Spesso tu parli della necessità di pervertire la pratica dell’architettura. Cosa intendi con questo termine così poco abituale?
B.K.
Si tratta di una parola che ha un valore positivo. Fare scelte che all’inizio hanno un valore di profonda trasformazione e che progressivamente vengono accettate fino a diventare luogo comune. Siamo continuamente a confronto con una serie d’immagini regolate che sono state imposte dall’industria delle costruzioni, si tratta di elementi “normali” che attraversano la nostra vita senza che vengano più messe in contraddizione. La mia idea è quella di pervertire l’immagine iniziale in qualcosa di diverso, come ho fatto ad esempio nell’architettura residenziale. Si tratta di ripensare gli usi e le occasioni che abbiamo per trasformarle in situazioni dove cambiare radicalmente il punto di vista. Questo è un territorio molto promettente che l’architettura dovrebbe esplorare con maggiore interesse.
L.M.
Si ha spesso l’impressione che dai tuoi lavori emerga la voglia di reagire a un processo diffuso e rischioso di appiattimento delle differenze e della ricchezza insita nei luoghi che viviamo.
B.K.
E questo mi sta portando sempre di più a dare importanza alle questioni locali, avendo l’abilità di andare oltre la visione stereotipata del territorio e cambiando il ruolo dell’architetto. L’attore locale ha un angolo di percezione del territorio che è fondamentale. È colui che lo conosce a fondo, consapevole delle sue problematiche e ricchezze.

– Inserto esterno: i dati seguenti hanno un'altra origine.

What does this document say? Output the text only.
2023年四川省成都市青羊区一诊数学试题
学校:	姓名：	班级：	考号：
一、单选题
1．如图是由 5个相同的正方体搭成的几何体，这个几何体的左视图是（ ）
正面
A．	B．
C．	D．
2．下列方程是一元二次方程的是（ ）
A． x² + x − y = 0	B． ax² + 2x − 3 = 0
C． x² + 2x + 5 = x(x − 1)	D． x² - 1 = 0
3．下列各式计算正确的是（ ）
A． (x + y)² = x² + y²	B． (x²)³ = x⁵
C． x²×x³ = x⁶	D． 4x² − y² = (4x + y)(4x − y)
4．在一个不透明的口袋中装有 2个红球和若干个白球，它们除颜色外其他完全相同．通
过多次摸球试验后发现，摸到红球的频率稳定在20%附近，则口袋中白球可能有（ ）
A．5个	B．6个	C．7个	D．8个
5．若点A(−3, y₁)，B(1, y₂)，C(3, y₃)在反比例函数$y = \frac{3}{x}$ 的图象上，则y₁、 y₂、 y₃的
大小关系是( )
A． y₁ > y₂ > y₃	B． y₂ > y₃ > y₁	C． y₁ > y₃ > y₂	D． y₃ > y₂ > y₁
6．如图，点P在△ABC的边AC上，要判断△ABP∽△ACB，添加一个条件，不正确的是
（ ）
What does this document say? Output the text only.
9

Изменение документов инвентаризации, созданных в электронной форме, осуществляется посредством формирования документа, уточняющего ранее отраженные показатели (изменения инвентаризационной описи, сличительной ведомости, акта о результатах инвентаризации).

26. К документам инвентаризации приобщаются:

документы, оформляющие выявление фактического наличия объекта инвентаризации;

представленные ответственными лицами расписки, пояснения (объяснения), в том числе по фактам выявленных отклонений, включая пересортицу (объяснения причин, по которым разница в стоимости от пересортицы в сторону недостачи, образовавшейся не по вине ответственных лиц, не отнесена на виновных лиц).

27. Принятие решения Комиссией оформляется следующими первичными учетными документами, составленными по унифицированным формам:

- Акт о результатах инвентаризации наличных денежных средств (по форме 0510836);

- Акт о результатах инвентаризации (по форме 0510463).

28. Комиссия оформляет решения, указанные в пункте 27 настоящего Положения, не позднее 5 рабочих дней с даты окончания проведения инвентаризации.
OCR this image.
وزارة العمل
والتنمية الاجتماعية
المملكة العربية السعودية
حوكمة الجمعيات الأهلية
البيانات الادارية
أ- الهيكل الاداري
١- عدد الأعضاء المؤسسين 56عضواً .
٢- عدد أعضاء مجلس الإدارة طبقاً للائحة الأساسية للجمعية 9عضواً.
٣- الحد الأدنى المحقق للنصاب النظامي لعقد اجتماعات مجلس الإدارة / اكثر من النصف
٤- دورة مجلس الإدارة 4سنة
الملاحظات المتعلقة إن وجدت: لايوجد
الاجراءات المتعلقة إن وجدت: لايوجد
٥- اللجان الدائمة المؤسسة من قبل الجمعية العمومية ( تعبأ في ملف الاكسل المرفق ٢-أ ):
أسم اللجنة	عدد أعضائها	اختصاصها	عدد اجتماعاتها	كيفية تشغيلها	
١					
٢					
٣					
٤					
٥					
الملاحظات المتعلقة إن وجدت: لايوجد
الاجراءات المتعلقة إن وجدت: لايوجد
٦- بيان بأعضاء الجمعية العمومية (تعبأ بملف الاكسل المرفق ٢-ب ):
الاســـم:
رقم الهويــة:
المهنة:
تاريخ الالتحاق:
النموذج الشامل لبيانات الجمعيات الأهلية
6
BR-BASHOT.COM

Il territorio d’origine ti mette in condizione di avere posizioni forti che all’esterno non potresti avere. Il locale deve essere guardato con maggiore attenzione e serietà dal mondo dell’architettura, ben oltre all’appiattimento delle star del consenso che stanno segnando questo momento. Oggi sono orgoglioso di essere locale e delle occasioni che posso costruire nel mio territorio che mi consente una sicurezza, arroganza e convinzione che nasce dal luogo che conosco così bene.
L.M.
Quindi potremmo guardare a Beirut come a un laboratorio universale e locale.
B.K.
Se oggi vogliamo produrre reali contenuti in architettura dobbiamo ripartire dal locale. Se vogliamo ancora pensare che l’architettura sia un atto politico, e io lo voglio fermamente considerandomi uno degli ultimi, veri romantici, dobbiamo andare oltre i limiti della nostra pratica contro la costruzione di un consenso piatto e diffuso che non rappresenta la città e la sua vita, cercando di entrare con ossessione specifica nelle pratiche e problemi particolari da risolvere. Questo ci obbligherà a un punto di vista diverso, cominciando a produrre significati nuovi. Essere locale vuol dire oggi poter essere un autore rilevantemente internazionale.